Record a deadlock exception encountered. The scenario occurs when the client disconnects and reconnects.
The reconnection code is similar to this:
private void reconnect() { if (bootstrap == null) throw new IllegalArgumentException("bootstrap cannot be null"); //If it has been connected, it will be connected directly. if (channel == null || !channel.isActive()) { //Connect channel = bootstrap.connect().awaitUninterruptibly().channel(); } }
Throw an exception like this:
io.netty.util.concurrent.BlockingOperationException: DefaultChannelPromise@40edf502(incomplete) at io.netty.util.concurrent.DefaultPromise.checkDeadLock(DefaultPromise.java:386) at io.netty.channel.DefaultChannelPromise.checkDeadLock(DefaultChannelPromise.java:159) at io.netty.util.concurrent.DefaultPromise.awaitUninterruptibly(DefaultPromise.java:236) at io.netty.channel.DefaultChannelPromise.awaitUninterruptibly(DefaultChannelPromise.java:137) at io.netty.channel.DefaultChannelPromise.awaitUninterruptibly(DefaultChannelPromise.java:30)

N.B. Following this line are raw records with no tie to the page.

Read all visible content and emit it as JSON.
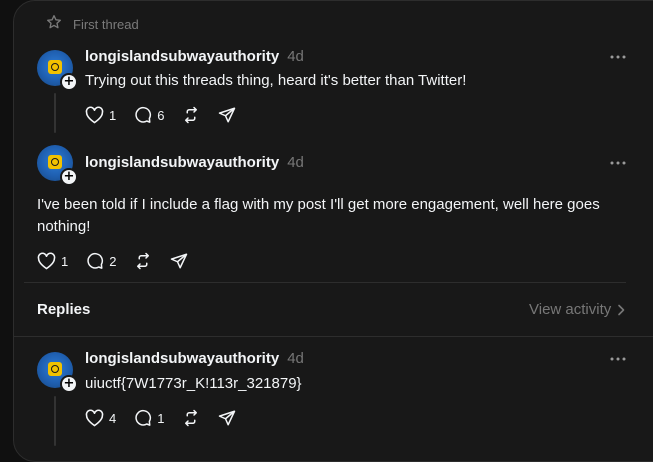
{
  "header": {
    "title": "First thread",
    "icon": "star-icon"
  },
  "posts": [
    {
      "username": "longislandsubwayauthority",
      "time": "4d",
      "text": "Trying out this threads thing, heard it's better than Twitter!",
      "likes": "1",
      "comments": "6"
    },
    {
      "username": "longislandsubwayauthority",
      "time": "4d",
      "text": "I've been told if I include a flag with my post I'll get more engagement, well here goes nothing!",
      "likes": "1",
      "comments": "2"
    }
  ],
  "replies_section": {
    "title": "Replies",
    "view_activity": "View activity"
  },
  "replies": [
    {
      "username": "longislandsubwayauthority",
      "time": "4d",
      "text": "uiuctf{7W1773r_K!113r_321879}",
      "likes": "4",
      "comments": "1"
    }
  ],
  "colors": {
    "background": "#101010",
    "panel": "#181818",
    "text": "#f3f5f7",
    "muted": "#777777",
    "avatar": "#2e7dd7"
  }
}
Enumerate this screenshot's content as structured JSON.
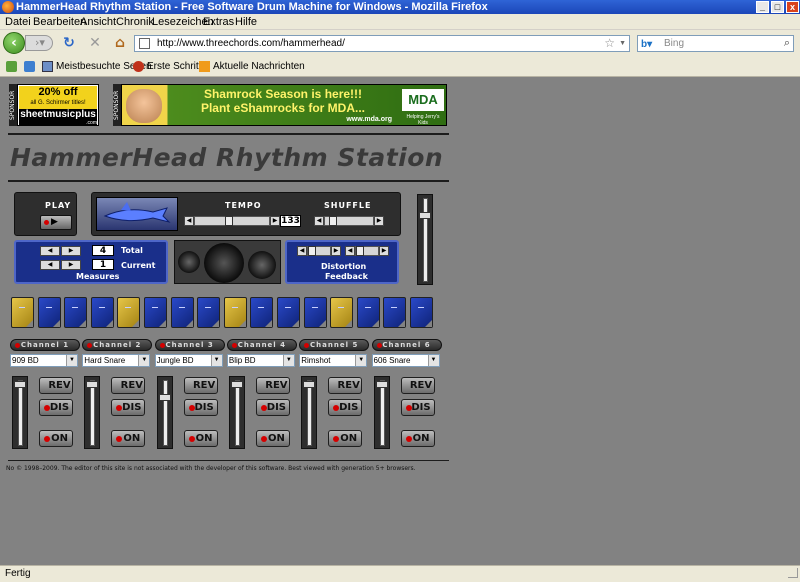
{
  "window": {
    "title": "HammerHead Rhythm Station - Free Software Drum Machine for Windows - Mozilla Firefox",
    "min": "_",
    "max": "□",
    "close": "x"
  },
  "menu": [
    "Datei",
    "Bearbeiten",
    "Ansicht",
    "Chronik",
    "Lesezeichen",
    "Extras",
    "Hilfe"
  ],
  "nav": {
    "url": "http://www.threechords.com/hammerhead/",
    "search_placeholder": "Bing"
  },
  "bookmarks": [
    "Meistbesuchte Seiten",
    "Erste Schritte",
    "Aktuelle Nachrichten"
  ],
  "ads": {
    "sponsor_label": "SPONSOR",
    "ad1": {
      "line1": "20% off",
      "line2": "all G. Schirmer titles!",
      "brand": "sheetmusicplus",
      "domain": ".com"
    },
    "ad2": {
      "line1": "Shamrock Season is here!!!",
      "line2": "Plant eShamrocks for MDA...",
      "url": "www.mda.org",
      "brand": "MDA",
      "tagline": "Helping Jerry's Kids"
    }
  },
  "page": {
    "logo": "HammerHead Rhythm Station",
    "play": "PLAY",
    "play_icon": "▶",
    "tempo_label": "TEMPO",
    "tempo_value": "133",
    "tempo_level": 0.45,
    "shuffle_label": "SHUFFLE",
    "shuffle_level": 0.1,
    "measures": {
      "total_value": "4",
      "total_label": "Total",
      "current_value": "1",
      "current_label": "Current",
      "label": "Measures"
    },
    "effects": {
      "distortion": "Distortion",
      "feedback": "Feedback"
    },
    "master_volume_level": 0.8
  },
  "channels": [
    {
      "label": "Channel 1",
      "sound": "909 BD",
      "volume_level": 0.95,
      "rev": "REV",
      "dis": "DIS",
      "on": "ON"
    },
    {
      "label": "Channel 2",
      "sound": "Hard Snare",
      "volume_level": 0.95,
      "rev": "REV",
      "dis": "DIS",
      "on": "ON"
    },
    {
      "label": "Channel 3",
      "sound": "Jungle BD",
      "volume_level": 0.75,
      "rev": "REV",
      "dis": "DIS",
      "on": "ON"
    },
    {
      "label": "Channel 4",
      "sound": "Blip BD",
      "volume_level": 0.95,
      "rev": "REV",
      "dis": "DIS",
      "on": "ON"
    },
    {
      "label": "Channel 5",
      "sound": "Rimshot",
      "volume_level": 0.95,
      "rev": "REV",
      "dis": "DIS",
      "on": "ON"
    },
    {
      "label": "Channel 6",
      "sound": "606 Snare",
      "volume_level": 0.95,
      "rev": "REV",
      "dis": "DIS",
      "on": "ON"
    }
  ],
  "steps": [
    "gold",
    "blue",
    "blue",
    "blue",
    "gold",
    "blue",
    "blue",
    "blue",
    "gold",
    "blue",
    "blue",
    "blue",
    "gold",
    "blue",
    "blue",
    "blue"
  ],
  "footer": "No © 1998–2009. The editor of this site is not associated with the developer of this software. Best viewed with generation 5+ browsers.",
  "status": "Fertig"
}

Naturally look at the source code:
//DefaultPromise.java public Promise<V> awaitUninterruptibly() { if (this.isDone()) { return this; } else { this.checkDeadLock(); boolean interrupted = false; synchronized(this) { while(!this.isDone()) { this.incWaiters(); try { this.wait(); } catch (InterruptedException var9) { interrupted = true; } finally { this.decWaiters(); } } } if (interrupted) { Thread.currentThread().interrupt(); } return this; } } //DefaultPromise.java protected void checkDeadLock() { EventExecutor e = this.executor(); if (e != null && e.inEventLoop()) { throw new BlockingOperationException(this.toString()); } } //AbstractEventExecutor.java public boolean inEventLoop() { return this.inEventLoop(Thread.currentThread()); } //SingleThreadEventExecutor.java public boolean inEventLoop(Thread thread) { return thread == this.thread; }
It is found that this is to determine whether the current thread (threads that throw exceptions) is the thread that runs bootstrap, and if so, to throw exceptions.
...
The same thread naturally cannot await and notify at the same time, so throwing exceptions is normal.

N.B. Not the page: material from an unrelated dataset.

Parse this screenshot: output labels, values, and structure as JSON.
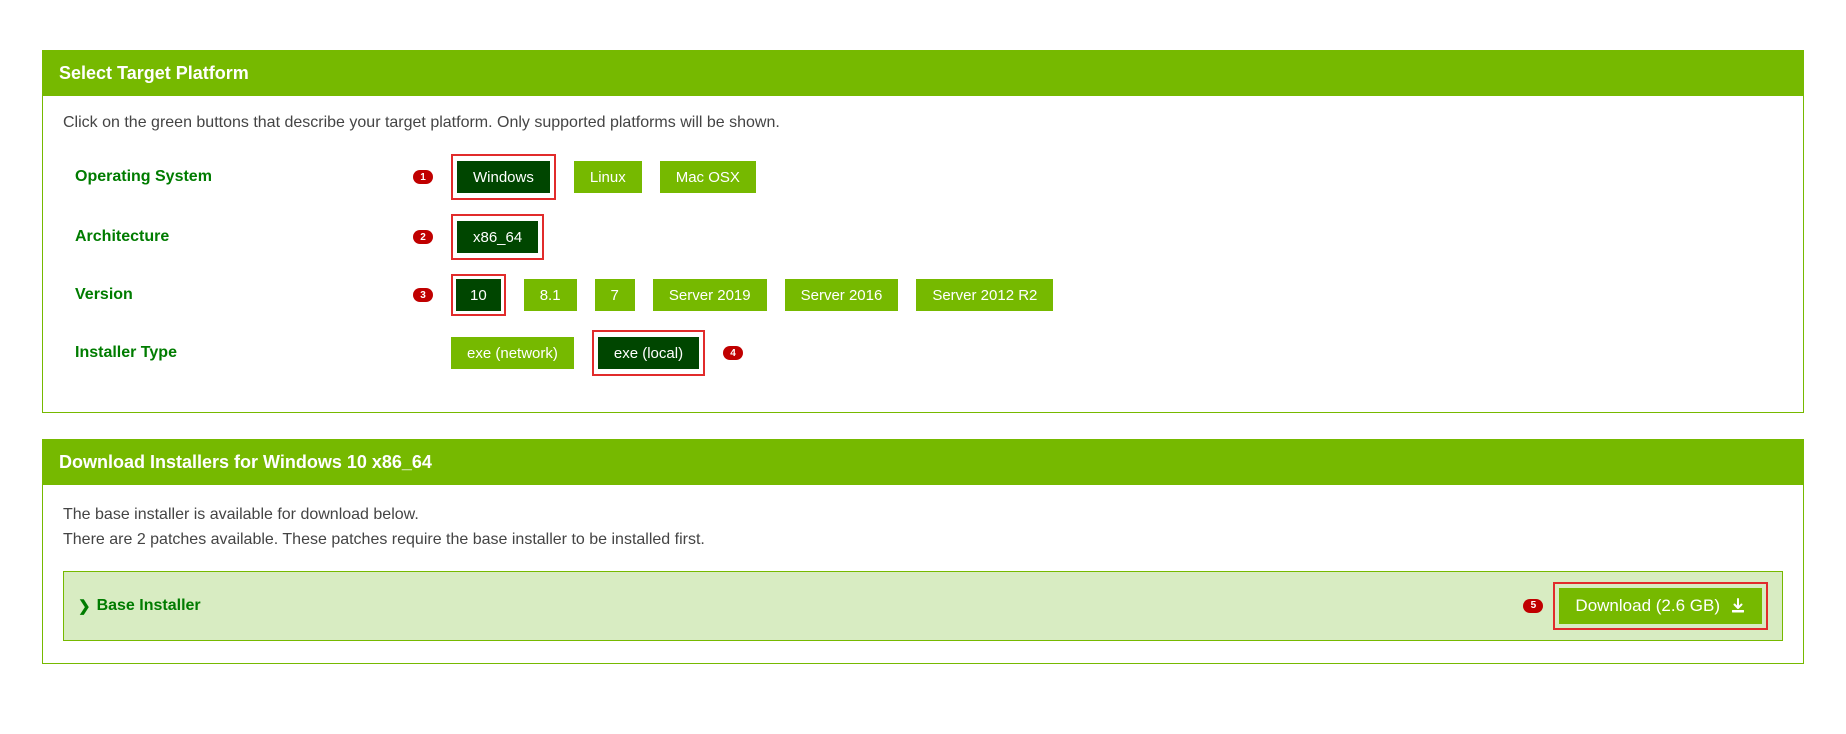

After debugging for a while, it was found that this problem only occurred when the older machine was running. It is doubtful about directional performance, or the number of directional threads.
bootstrap.group(new NioEventLoopGroup())
//MultithreadEventLoopGroup.java private static final int DEFAULT_EVENT_LOOP_THREADS = Math.max(1, SystemPropertyUtil.getInt("io.netty.eventLoopThreads", NettyRuntime.availableProcessors() * 2));
Seeing this, I used it.
bootstrap.group(new NioEventLoopGroup(1))
Reconnection is found to be 100% deadlocked, so the pot has to be buckled to the performance of the hardware.
The reason is the await operation. Any await operation has the risk of Blocking OperationException. For example, some big guys say that only using ctx.write instead of flush is the internal cause of await. Then the number of threads, if possible, is given manually.